Mais de nombreux habitants s'opposent à l'investissement de fonds publics supplémentaires dans l'installation, suggérant que ces fonds sont plus urgents ailleurs. Il y a une crise du logement au Canada, alors que le taux de vacance des appartements locatifs est tombé à un niveau historiquement bas de 1,5 % en octobre de l'année dernière et que les augmentations de loyer ont atteint un niveau record. Mais Bumbaru d'Héritage Montréal soutient qu'il s'agit de deux problèmes distincts, mais importants. "Même si vous ne dépensez pas l'argent pour le stade, le problème du logement ne sera pas résolu", a déclaré Bumbaru. "Cela nécessite beaucoup plus d'argent."
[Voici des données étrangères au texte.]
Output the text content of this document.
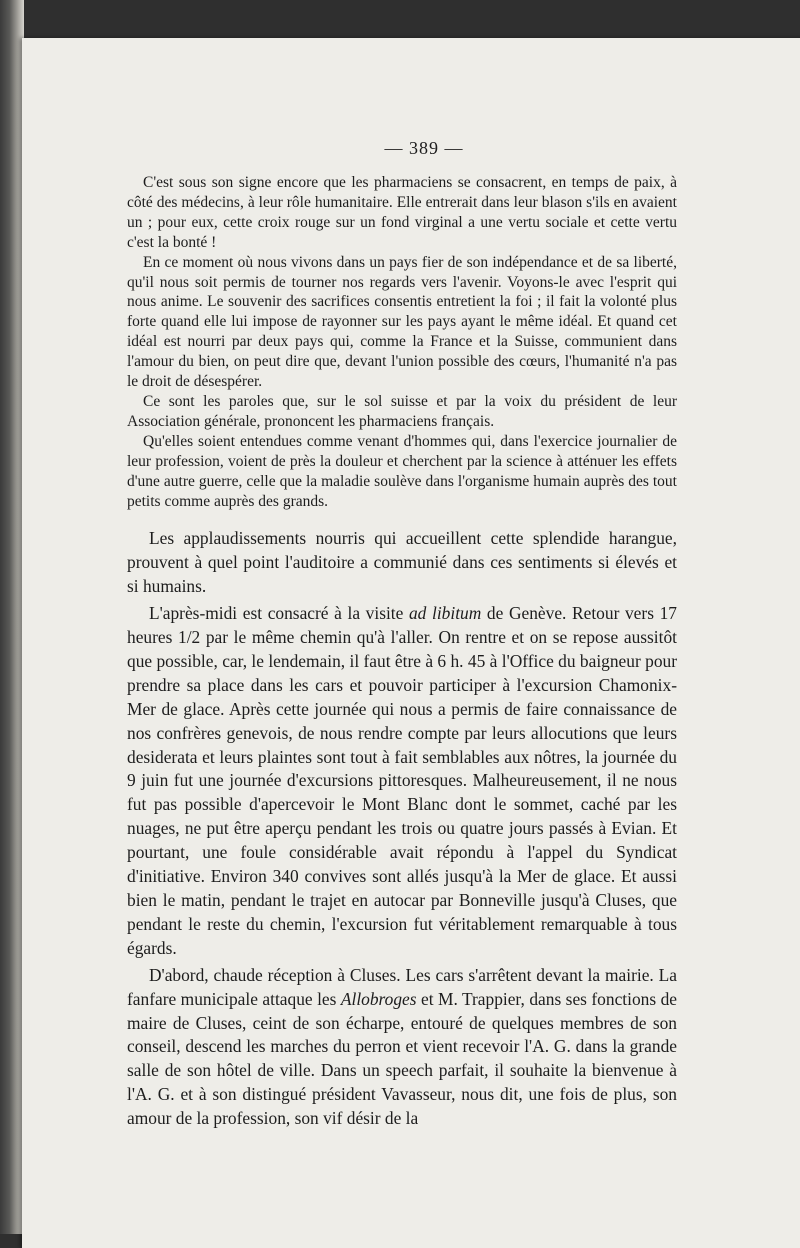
— 389 —

C'est sous son signe encore que les pharmaciens se consacrent, en temps de paix, à côté des médecins, à leur rôle humanitaire. Elle entrerait dans leur blason s'ils en avaient un ; pour eux, cette croix rouge sur un fond virginal a une vertu sociale et cette vertu c'est la bonté !

En ce moment où nous vivons dans un pays fier de son indépendance et de sa liberté, qu'il nous soit permis de tourner nos regards vers l'avenir. Voyons-le avec l'esprit qui nous anime. Le souvenir des sacrifices consentis entretient la foi ; il fait la volonté plus forte quand elle lui impose de rayonner sur les pays ayant le même idéal. Et quand cet idéal est nourri par deux pays qui, comme la France et la Suisse, communient dans l'amour du bien, on peut dire que, devant l'union possible des cœurs, l'humanité n'a pas le droit de désespérer.

Ce sont les paroles que, sur le sol suisse et par la voix du président de leur Association générale, prononcent les pharmaciens français.

Qu'elles soient entendues comme venant d'hommes qui, dans l'exercice journalier de leur profession, voient de près la douleur et cherchent par la science à atténuer les effets d'une autre guerre, celle que la maladie soulève dans l'organisme humain auprès des tout petits comme auprès des grands.

Les applaudissements nourris qui accueillent cette splendide harangue, prouvent à quel point l'auditoire a communié dans ces sentiments si élevés et si humains.

L'après-midi est consacré à la visite ad libitum de Genève. Retour vers 17 heures 1/2 par le même chemin qu'à l'aller. On rentre et on se repose aussitôt que possible, car, le lendemain, il faut être à 6 h. 45 à l'Office du baigneur pour prendre sa place dans les cars et pouvoir participer à l'excursion Chamonix-Mer de glace. Après cette journée qui nous a permis de faire connaissance de nos confrères genevois, de nous rendre compte par leurs allocutions que leurs desiderata et leurs plaintes sont tout à fait semblables aux nôtres, la journée du 9 juin fut une journée d'excursions pittoresques. Malheureusement, il ne nous fut pas possible d'apercevoir le Mont Blanc dont le sommet, caché par les nuages, ne put être aperçu pendant les trois ou quatre jours passés à Evian. Et pourtant, une foule considérable avait répondu à l'appel du Syndicat d'initiative. Environ 340 convives sont allés jusqu'à la Mer de glace. Et aussi bien le matin, pendant le trajet en autocar par Bonneville jusqu'à Cluses, que pendant le reste du chemin, l'excursion fut véritablement remarquable à tous égards.

D'abord, chaude réception à Cluses. Les cars s'arrêtent devant la mairie. La fanfare municipale attaque les Allobroges et M. Trappier, dans ses fonctions de maire de Cluses, ceint de son écharpe, entouré de quelques membres de son conseil, descend les marches du perron et vient recevoir l'A. G. dans la grande salle de son hôtel de ville. Dans un speech parfait, il souhaite la bienvenue à l'A. G. et à son distingué président Vavasseur, nous dit, une fois de plus, son amour de la profession, son vif désir de la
Pour ceux qui entourent le stade du côté est de la ville, il peut être difficile d'imaginer un Montréal sans le Big O. Le complexe olympique est depuis longtemps un pilier du quartier Hochelaga-Maisonneuve - un quartier historiquement francophone et ouvrier. Alexandre Lotte, 26 ans, a vécu à côté du Stade olympique toute sa vie. Il va dans une salle de sport à l'intérieur de l'installation, peut voir sa tour depuis sa fenêtre et croit toujours qu'il apporte de la valeur à la ville.
"Je sais que le toit est cher et qu'il y a une crise", a déclaré Lotte. "Mais en même temps, ce serait tellement dommage si nous devions démolir le stade et penser qu'en tant que société, nous ne pouvons même pas en prendre soin."